Freedom of speech in Higher Education was compromised once again as two students from Nottingham University were arrested under the Terrorism Act.
Hicham Yezza, a 30 year-old student and recent employee of the university and his 22 year-old student friend Rizwaan Sabir were arrested on May 14 and detained for six days.
The arrest was made after a 1,500-page al-Qaeda training manual was found on Yezza’s computer by a member of staff. It emerged that Sabir had asked Yezza – a university administrator – to print the manual because he didn’t have enough money.
Despite the fact that two days into the six-day detainment Sabir’s tutors issued statements confirming that the printed pages were directly related to research he was doing for his MA dissertation into terrorist tactics, the two were held for a further four days, but surely it can’t have taken that long to raid the computers and mobile phones confiscated from their families.
After their release without charges Sabir spoke of his fear that he would end up in Belmarsh, describing his detention as ‘psyhchological torture.’ Following his release Sabir was read a statement, which deemed the manual an ‘illegal document which shouldn’t be used for research purposes.’
What is ridiculous about the debacle is that this ‘illegal document’ was secured by totally legal means via a US governmental website. Google the term ‘US government al-Qaeda training manual’ and you’re on to a winner.
I did, however, with many reservations, fearing I might suddenly hear the heavy fist of the anti-terror squad beating down my front door.
The government want to reassure us that its increasingly stringent policies on terrorism should in no way dampen our access to education, but if we are restricted from learning about the very thing we fear how are we supposed to combat it?
Instead we end up fearing something we have no knowledge of – and that seems to me a very common symptom of heightened paranoia.
As a budding academic, Mr Sabir is precisely the key candidate who ought to be looking into such research as a means of furthering our understanding.
Although Yezza was released along with Sabir, he was later re-arrested on apparently unrelated immigration charges.
Yezza was faced with the imminent prospect of being deported back to Algeria on 1 June after his 13 years in Britain, but the plans were cancelled by the Home Office as the charges are still subject to a court hearing.
However, Alan Simpson, Labour MP for Nottingham South, isn’t the only one who suspects these allegations as an attempt to cover up the government’s embarrassment over such a rash arrest in the first place.
Protesters and campaigners besieged the university campus as students, lecturers and Alan Simpson himself attended the rally against increasing self-censorship in education with some even reciting passages from the manual as an expression of the text’s legality unless used in an illegal manner.
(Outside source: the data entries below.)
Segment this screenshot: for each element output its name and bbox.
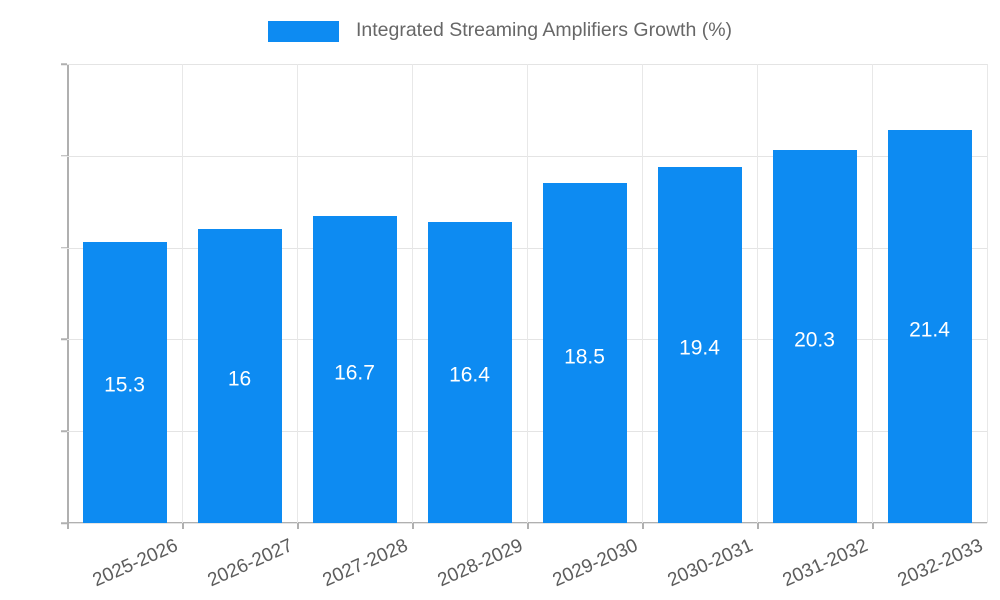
x-axis-tick-mark [527,523,529,529]
x-axis-tick-mark [182,523,184,529]
legend-color-swatch-icon [267,20,339,42]
bar-value-label: 15.3 [104,373,145,397]
chart-legend: Integrated Streaming Amplifiers Growth (… [0,14,1000,48]
bar[interactable]: 15.3 [82,242,167,523]
x-axis-tick-mark [412,523,414,529]
gridline-vertical [987,64,988,523]
gridline-vertical [527,64,528,523]
bar[interactable]: 16.7 [312,216,397,523]
x-axis-tick-mark [67,523,69,529]
legend-item-label: Integrated Streaming Amplifiers Growth (… [355,19,733,42]
plot-area: 0510152025 15.31616.716.418.519.420.321.… [61,63,988,591]
x-axis-tick-label: 2032-2033 [894,535,986,592]
bar-value-label: 18.5 [564,345,605,369]
y-axis-tick-mark [61,338,67,341]
bar-value-label: 20.3 [794,328,835,352]
bar-value-label: 16.4 [449,363,490,387]
y-axis-tick-mark [61,430,67,432]
bar[interactable]: 20.3 [772,150,857,523]
gridline-vertical [757,64,758,523]
x-axis-tick-label: 2028-2029 [434,535,526,592]
x-axis-tick-mark [297,523,299,529]
x-axis-tick-mark [642,523,644,529]
x-axis-tick-label: 2027-2028 [319,535,411,592]
bar-value-label: 21.4 [909,318,950,342]
bar-value-label: 16.7 [334,361,375,385]
legend-item-integrated-streaming-amplifiers-growth[interactable]: Integrated Streaming Amplifiers Growth (… [267,19,733,42]
gridline-vertical [182,64,183,523]
y-axis-tick-mark [61,63,67,65]
x-axis-tick-mark [757,523,759,529]
y-axis-tick-mark [61,522,67,524]
x-axis-tick-label: 2031-2032 [779,535,871,592]
bar[interactable]: 21.4 [887,130,972,523]
x-axis-tick-mark [872,523,874,529]
bar-value-label: 16 [227,367,252,391]
y-axis-line [67,64,69,523]
y-axis-tick-mark [61,155,67,157]
gridline-vertical [412,64,413,523]
x-axis-tick-label: 2030-2031 [664,535,756,592]
bar[interactable]: 16.4 [427,221,512,523]
bar[interactable]: 16 [197,229,282,523]
x-axis-tick-label: 2029-2030 [549,535,641,592]
bar[interactable]: 18.5 [542,183,627,523]
x-axis-tick-label: 2025-2026 [89,535,181,592]
gridline-vertical [642,64,643,523]
bar-value-label: 19.4 [679,336,720,360]
gridline-vertical [297,64,298,523]
y-axis-tick-mark [61,246,67,249]
gridline-vertical [872,64,873,523]
bar[interactable]: 19.4 [657,166,742,523]
x-axis-tick-label: 2026-2027 [204,535,296,592]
Not only has the government proved itself irrational and brutal, but the careers of two aspiring young men have now been tainted by these allegations.
If this can happen in a university environment with colleagues and students proclaiming the innocence of the wrongly accused, it doesn’t bode well if ministers win the fight to lengthen the time of detainment without charge from 28 to 42 days (supposing there are any free cells going spare).
This is not the first time universities have come under fire for being asked to ‘spy’ on students and it won’t be the last.